Abstract

Olive tree pruning (OTP) represents an attractive biomass feedstock in the Mediterranean countries and worldwide. In this work, OTP has been studied as raw material for the production of advanced biofuels (i.e. bioethanol) within a biorefinery perspective. After pretreatment by water extraction and phosphoric-acid-catalyzed steam explosion, the whole pretreated slurry was completely inhibitory to the tested Saccharomyces cerevisiae strains. Detoxification of the liquid fraction overcame such inhibition allowing complete fermentation of both glucose and xylose by the recombinant xylose-fermenting S. cerevisiae F12. When reaching sugar depletion, the fermentation broth was fed with the hydrolysate resulting from enzymatic saccharification of the solid fraction at high solid loadings.
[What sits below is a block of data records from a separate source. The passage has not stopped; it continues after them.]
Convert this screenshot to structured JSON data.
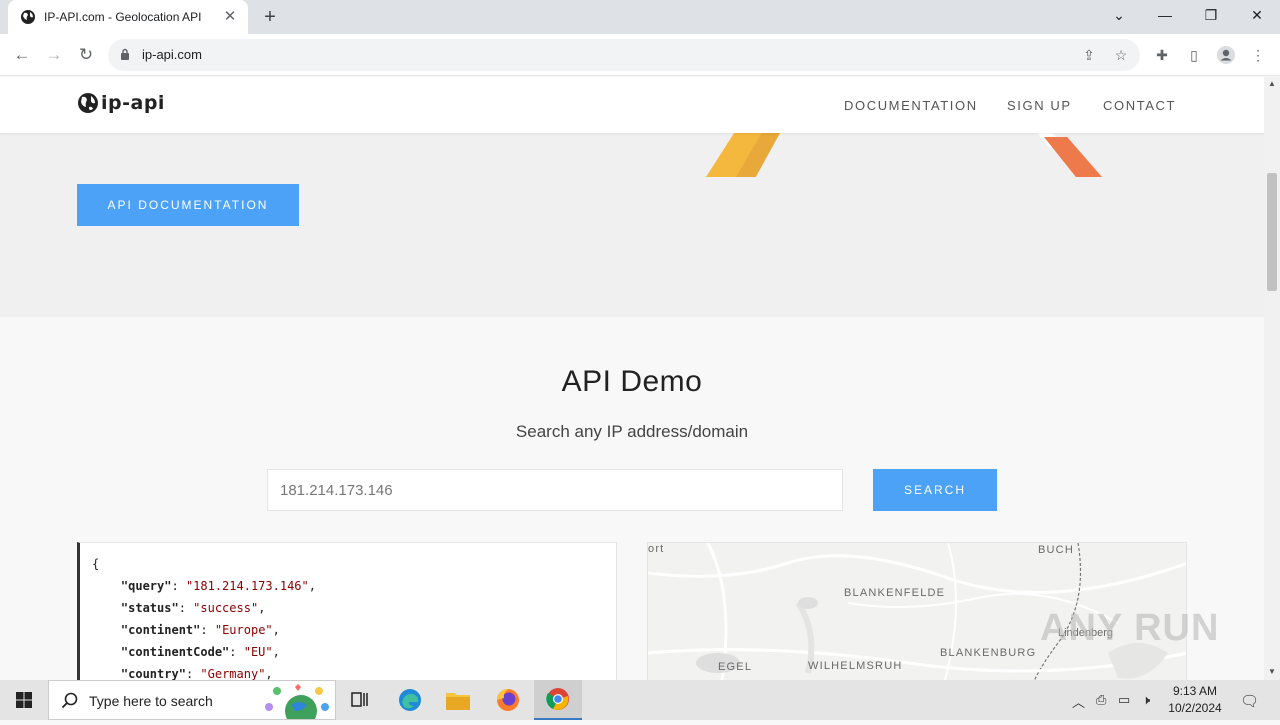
{
  "browser": {
    "tab_title": "IP-API.com - Geolocation API",
    "url": "ip-api.com"
  },
  "site": {
    "logo_text": "ip-api",
    "nav": [
      {
        "label": "DOCUMENTATION"
      },
      {
        "label": "SIGN UP"
      },
      {
        "label": "CONTACT"
      }
    ],
    "hero_button": "API DOCUMENTATION"
  },
  "demo": {
    "title": "API Demo",
    "subtitle": "Search any IP address/domain",
    "input_value": "181.214.173.146",
    "search_button": "SEARCH",
    "json": {
      "open_brace": "{",
      "lines": [
        {
          "key": "\"query\"",
          "value": "\"181.214.173.146\""
        },
        {
          "key": "\"status\"",
          "value": "\"success\""
        },
        {
          "key": "\"continent\"",
          "value": "\"Europe\""
        },
        {
          "key": "\"continentCode\"",
          "value": "\"EU\""
        },
        {
          "key": "\"country\"",
          "value": "\"Germany\""
        }
      ]
    },
    "map_labels": {
      "a": "ort",
      "b": "BUCH",
      "c": "BLANKENFELDE",
      "d": "BLANKENBURG",
      "e": "WILHELMSRUH",
      "f": "EGEL",
      "g": "Lindenberg"
    }
  },
  "watermark": "ANY RUN",
  "taskbar": {
    "search_placeholder": "Type here to search",
    "time": "9:13 AM",
    "date": "10/2/2024"
  },
  "colors": {
    "accent": "#4ca2f7",
    "json_string": "#8b0000"
  }
}
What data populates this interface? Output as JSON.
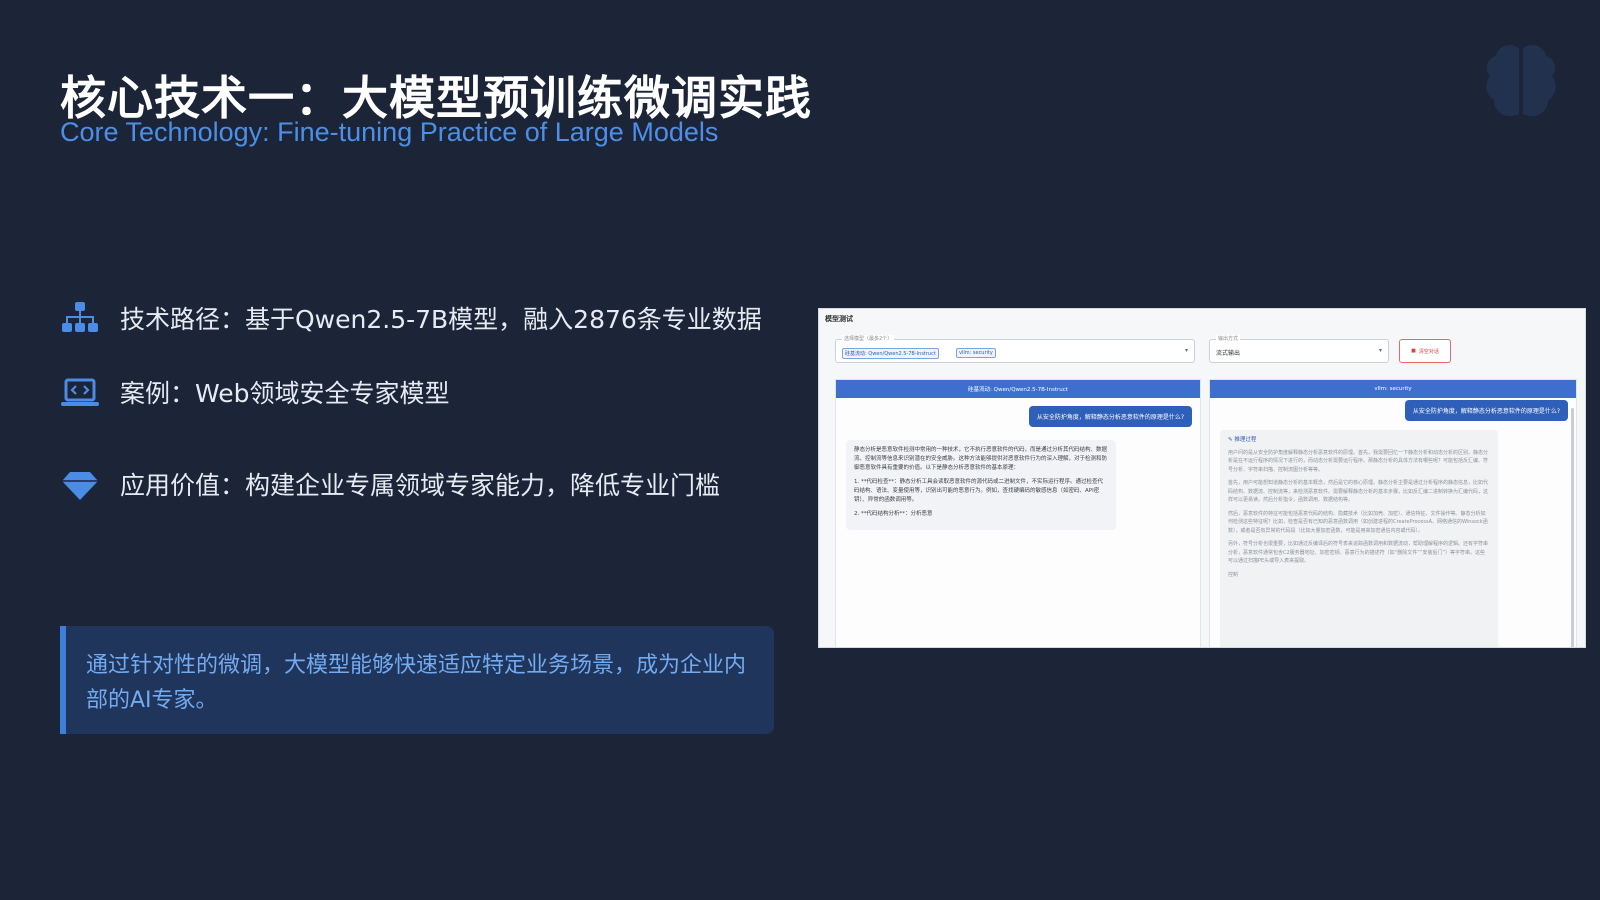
{
  "header": {
    "title": "核心技术一：大模型预训练微调实践",
    "subtitle": "Core Technology: Fine-tuning Practice of Large Models",
    "brain_icon": "brain-icon"
  },
  "features": [
    {
      "icon": "sitemap-icon",
      "text": "技术路径：基于Qwen2.5-7B模型，融入2876条专业数据"
    },
    {
      "icon": "laptop-code-icon",
      "text": "案例：Web领域安全专家模型"
    },
    {
      "icon": "diamond-icon",
      "text": "应用价值：构建企业专属领域专家能力，降低专业门槛"
    }
  ],
  "callout": {
    "text": "通过针对性的微调，大模型能够快速适应特定业务场景，成为企业内部的AI专家。"
  },
  "screenshot": {
    "title": "模型测试",
    "model_select": {
      "label": "选择模型（最多2个）",
      "chips": [
        "硅基流动: Qwen/Qwen2.5-7B-Instruct",
        "vllm: security"
      ]
    },
    "output_select": {
      "label": "输出方式",
      "value": "流式输出"
    },
    "clear_button": "清空对话",
    "left_pane": {
      "header": "硅基流动: Qwen/Qwen2.5-7B-Instruct",
      "question": "从安全防护角度，解释静态分析恶意软件的原理是什么?",
      "answer": [
        "静态分析是恶意软件检测中常用的一种技术，它不执行恶意软件的代码，而是通过分析其代码结构、数据流、控制流等信息来识别潜在的安全威胁。这种方法能够提供对恶意软件行为的深入理解，对于检测和防御恶意软件具有重要的价值。以下是静态分析恶意软件的基本原理：",
        "1. **代码检查**：静态分析工具会读取恶意软件的源代码或二进制文件，不实际运行程序。通过检查代码结构、语法、变量使用等，识别出可能的恶意行为。例如，查找硬编码的敏感信息（如密码、API密钥）、异常的函数调用等。",
        "2. **代码结构分析**：分析恶意"
      ]
    },
    "right_pane": {
      "header": "vllm: security",
      "question": "从安全防护角度，解释静态分析恶意软件的原理是什么?",
      "thinking_label": "推理过程",
      "thinking": [
        "用户问的是从安全防护角度解释静态分析恶意软件的原理。首先，我需要回忆一下静态分析和动态分析的区别。静态分析是在不运行程序的情况下进行的，而动态分析需要运行程序。那静态分析的具体方法有哪些呢？可能包括反汇编、符号分析、字符串扫描、控制流图分析等等。",
        "首先，用户可能想知道静态分析的基本概念，然后是它的核心原理。静态分析主要是通过分析程序的静态信息，比如代码结构、数据流、控制流等，来检测恶意软件。需要解释静态分析的基本步骤，比如反汇编二进制转换为汇编代码，这样可以更易读。然后分析指令，函数调用、数据结构等。",
        "然后，恶意软件的特征可能包括恶意代码的结构、隐藏技术（比如加壳、加密）、通信特征、文件操作等。静态分析如何检测这些特征呢？比如，检查是否有已知的恶意函数调用（如创建进程的CreateProcessA、网络通信的Winsock函数），或者是否有异常的代码段（比如大量加密函数，可能是用来加密通信内容或代码）。",
        "另外，符号分析也很重要，比如通过反编译后的符号表来追踪函数调用和数据流动，帮助理解程序的逻辑。还有字符串分析，恶意软件通常包含C2服务器地址、加密密钥、恶意行为的描述符（如“删除文件”“安装后门”）等字符串。这些可以通过扫描PE头或导入表来提取。",
        "控制"
      ]
    }
  }
}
This process configuration increased ethanol concentrations up to 45 g/L, reaching 80% of the theoretical conversion yields. Overall, about 180 g of ethanol per kg of extracted OTP biomass could be obtained with this process, which increases previous conversion yields by 12.5%. This strategy also enables the use of the extracted fraction for antioxidant production and offers the potential utilization of the xylose-rich fraction to obtain alternative fermentation-based bioproducts (simultaneously obtaining 125–150 g of ethanol per kg of extracted OTP biomass), thus allowing adaptation of the process to the market needs.